Steve (Anthony Mackie) e Dennis (Jamie Dornan) são dois paramédicos que fazem o turno da noite e que, por isso, estão habituados a acorrer a incidentes que estão normalmente relacionados com o excesso de drogas e de álcool. No entanto, até para esses parâmetros, os casos que vão encontrando no início de Synchronic são demasiado estranhos: um tipo trespassado por uma espada gigantesca, outro carbonizado como se tivesse entrado em combustão espontânea ou fracturas expostas sem explicação aparente.

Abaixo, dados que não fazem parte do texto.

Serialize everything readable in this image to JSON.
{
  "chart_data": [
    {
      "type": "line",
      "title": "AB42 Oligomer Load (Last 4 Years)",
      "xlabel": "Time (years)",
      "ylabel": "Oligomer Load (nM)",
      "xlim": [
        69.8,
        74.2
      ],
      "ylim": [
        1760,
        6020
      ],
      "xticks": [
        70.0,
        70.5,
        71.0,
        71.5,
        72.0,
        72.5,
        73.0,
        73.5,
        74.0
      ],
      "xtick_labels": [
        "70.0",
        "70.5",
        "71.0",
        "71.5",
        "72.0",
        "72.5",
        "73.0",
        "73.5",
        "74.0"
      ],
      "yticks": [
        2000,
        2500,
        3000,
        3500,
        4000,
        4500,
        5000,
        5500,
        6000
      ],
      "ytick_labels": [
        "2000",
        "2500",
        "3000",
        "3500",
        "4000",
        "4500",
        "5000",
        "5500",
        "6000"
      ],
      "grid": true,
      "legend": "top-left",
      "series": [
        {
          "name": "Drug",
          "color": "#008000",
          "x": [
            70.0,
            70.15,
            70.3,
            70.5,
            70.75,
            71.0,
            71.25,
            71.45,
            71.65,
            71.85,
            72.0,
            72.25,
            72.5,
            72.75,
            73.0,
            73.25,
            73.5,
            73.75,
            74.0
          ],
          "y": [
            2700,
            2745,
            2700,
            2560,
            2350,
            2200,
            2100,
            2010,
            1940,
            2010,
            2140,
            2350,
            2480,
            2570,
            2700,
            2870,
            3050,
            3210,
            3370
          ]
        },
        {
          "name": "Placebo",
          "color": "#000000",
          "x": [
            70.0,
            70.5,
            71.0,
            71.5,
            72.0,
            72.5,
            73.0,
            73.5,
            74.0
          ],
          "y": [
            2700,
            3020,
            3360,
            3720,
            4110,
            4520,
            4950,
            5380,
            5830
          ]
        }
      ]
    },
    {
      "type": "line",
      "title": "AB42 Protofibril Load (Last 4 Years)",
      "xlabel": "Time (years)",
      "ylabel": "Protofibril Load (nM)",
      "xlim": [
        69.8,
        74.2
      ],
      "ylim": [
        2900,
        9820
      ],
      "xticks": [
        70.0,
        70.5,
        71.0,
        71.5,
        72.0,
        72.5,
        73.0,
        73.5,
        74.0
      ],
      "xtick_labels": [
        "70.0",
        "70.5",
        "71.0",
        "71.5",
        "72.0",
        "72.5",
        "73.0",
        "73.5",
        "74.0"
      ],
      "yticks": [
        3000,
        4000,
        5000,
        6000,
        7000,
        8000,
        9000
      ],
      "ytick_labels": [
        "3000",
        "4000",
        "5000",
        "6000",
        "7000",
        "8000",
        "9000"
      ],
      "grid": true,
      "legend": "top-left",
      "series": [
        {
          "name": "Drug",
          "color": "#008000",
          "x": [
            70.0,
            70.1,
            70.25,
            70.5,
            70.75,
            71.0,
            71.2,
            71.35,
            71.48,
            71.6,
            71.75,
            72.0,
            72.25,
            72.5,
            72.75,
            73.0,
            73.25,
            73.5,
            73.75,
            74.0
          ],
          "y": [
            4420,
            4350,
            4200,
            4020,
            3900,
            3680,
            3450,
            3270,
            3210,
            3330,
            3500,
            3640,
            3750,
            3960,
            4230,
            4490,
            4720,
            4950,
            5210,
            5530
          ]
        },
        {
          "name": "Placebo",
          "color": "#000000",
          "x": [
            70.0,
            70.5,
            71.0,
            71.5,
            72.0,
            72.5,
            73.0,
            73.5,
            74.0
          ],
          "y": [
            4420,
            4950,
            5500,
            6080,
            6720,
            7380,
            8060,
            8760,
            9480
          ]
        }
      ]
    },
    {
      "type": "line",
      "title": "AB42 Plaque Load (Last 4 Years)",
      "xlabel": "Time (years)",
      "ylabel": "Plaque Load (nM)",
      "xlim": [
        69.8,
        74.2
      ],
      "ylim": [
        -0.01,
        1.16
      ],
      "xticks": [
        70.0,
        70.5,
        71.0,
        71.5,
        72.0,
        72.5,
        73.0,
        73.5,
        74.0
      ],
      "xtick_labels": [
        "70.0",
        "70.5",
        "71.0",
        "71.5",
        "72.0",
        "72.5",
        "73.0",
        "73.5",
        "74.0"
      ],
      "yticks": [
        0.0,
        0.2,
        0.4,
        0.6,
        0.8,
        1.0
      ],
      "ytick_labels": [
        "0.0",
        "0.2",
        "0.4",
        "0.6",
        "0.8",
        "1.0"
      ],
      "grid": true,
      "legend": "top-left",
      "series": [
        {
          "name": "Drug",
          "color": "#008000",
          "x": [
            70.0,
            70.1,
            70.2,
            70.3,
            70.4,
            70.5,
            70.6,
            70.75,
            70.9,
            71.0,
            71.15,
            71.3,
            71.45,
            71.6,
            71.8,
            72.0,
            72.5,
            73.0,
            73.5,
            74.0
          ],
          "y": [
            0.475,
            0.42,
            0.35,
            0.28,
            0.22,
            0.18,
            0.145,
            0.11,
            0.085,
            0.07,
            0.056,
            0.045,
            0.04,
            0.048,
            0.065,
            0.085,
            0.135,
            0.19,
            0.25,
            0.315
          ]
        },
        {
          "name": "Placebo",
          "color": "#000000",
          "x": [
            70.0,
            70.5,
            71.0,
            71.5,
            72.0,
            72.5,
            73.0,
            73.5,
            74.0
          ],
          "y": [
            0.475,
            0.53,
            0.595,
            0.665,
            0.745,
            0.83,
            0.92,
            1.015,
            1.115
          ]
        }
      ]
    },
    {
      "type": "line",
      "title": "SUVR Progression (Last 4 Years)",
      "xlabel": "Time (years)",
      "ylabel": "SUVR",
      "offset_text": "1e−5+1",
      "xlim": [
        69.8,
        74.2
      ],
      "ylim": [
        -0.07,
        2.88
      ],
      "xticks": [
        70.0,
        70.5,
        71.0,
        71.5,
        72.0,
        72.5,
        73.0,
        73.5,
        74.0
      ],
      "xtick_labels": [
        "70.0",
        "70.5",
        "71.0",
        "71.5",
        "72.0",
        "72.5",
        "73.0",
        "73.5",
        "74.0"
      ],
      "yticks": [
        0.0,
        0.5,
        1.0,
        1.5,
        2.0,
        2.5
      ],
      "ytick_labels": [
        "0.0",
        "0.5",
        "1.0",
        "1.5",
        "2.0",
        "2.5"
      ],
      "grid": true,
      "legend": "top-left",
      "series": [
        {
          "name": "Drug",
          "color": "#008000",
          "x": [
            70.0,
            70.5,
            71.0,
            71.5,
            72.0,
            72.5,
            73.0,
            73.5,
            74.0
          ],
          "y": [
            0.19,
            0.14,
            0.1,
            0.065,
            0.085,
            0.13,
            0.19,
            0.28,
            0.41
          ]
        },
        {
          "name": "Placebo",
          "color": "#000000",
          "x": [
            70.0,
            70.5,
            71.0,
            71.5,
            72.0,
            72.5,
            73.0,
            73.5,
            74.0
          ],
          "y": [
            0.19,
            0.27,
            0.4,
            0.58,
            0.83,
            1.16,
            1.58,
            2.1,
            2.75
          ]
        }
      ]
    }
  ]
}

É uma atmosfera de estranheza que rodeia o primeiro acto de Synchronic, em que começamos a notar algo comum a todas essas ocorrências: uma droga sintética com o mesmo nome do título do filme (o que é logo uma pista para percebermos que ali há gato). Além disso, os realizadores Justin Benson e Aaron Moorhead vão filmando estes instantes iniciais numa espécie de narcotismo, que faz com que tudo pareça estranho e sobrenatural.
No entanto, à medida que o filme vai recolhendo respostas e explicações, todo este ambiente difuso vai-se desvanecendo. É um caminho para a normalização, porque, afinal, Synchronic não é um filme de ficção-científica como parece ser de início, mas antes uma reflexão existencial sobre o propósito da vida. Na verdade, é antes um buddy-schi-fi-thriller-movie. Ou seja, é o percurso exactamente oposto que faz o anterior filme da dupla, O Interminável, em que dois irmãos regressavam à seita onde tinham crescido décadas antes e mergulhavam lentamente num universo de estranheza, com três luas e uma espécie de sonambulismo que nos engolia a todos.
Entretanto, havemos de perceber que a tal droga sintética mexe com o cérebro de uma forma interfere com o tempo. A explicação que dão, daquelas para totós, é recorrendo às estrias de um disco de vinil: ao tomar synchronic, o tempo deixa de ser linear e passa a ser concêntrico. No fundo, Synchronic é um filme sobre viagens no tempo, se bem que o como é sempre menos importante do que o porquê.
É que a personagem de Anthony Mackie está a morrer com um cancro no cérebro e, como tal, todas estas respostas sobre o sentido da vida ganham outra urgência. Quando a filha de Jamie Dornan desaparece depois de tomar a droga, a trama adensa-se. No fundo, Synchronic é a resposta cinematográfica aquela máxima em latim que toda a gente gosta de escrever no Facebook – carpe diem!
Ao terceiro filme, os realizadores Justin Benson e Arron Moorhead continuam a utilizar a ficção-científica como ferramenta para explorar os dramas existenciais e filosóficos da vida (e aqui é ainda aflorado ao de leve o racismo sistemático norte-americano, nas viagens no tempo de Anthony Mackie), sem se atemorizarem com o baixo orçamento. Afinal de contas, está provado pela enésima vez de que, para um bom filme, não é preciso muito dinheiro, mas sim uma boa história. É certo que Synchronic não é perfeito, longe disso (muitas coincidências no argumento, um par de plot holes e a tendência irritante de que, quando Mackie viaja no tempo, vai sempre parar a uma situação de perigo), mas é mais um passo em frente numa filmografia bem interessante dessa dupla de realizadores que continua a fazer sentido seguir. Desta vez levam para casa um McChicken; aposto que para a próxima a parada vai aumentar mais um pouco.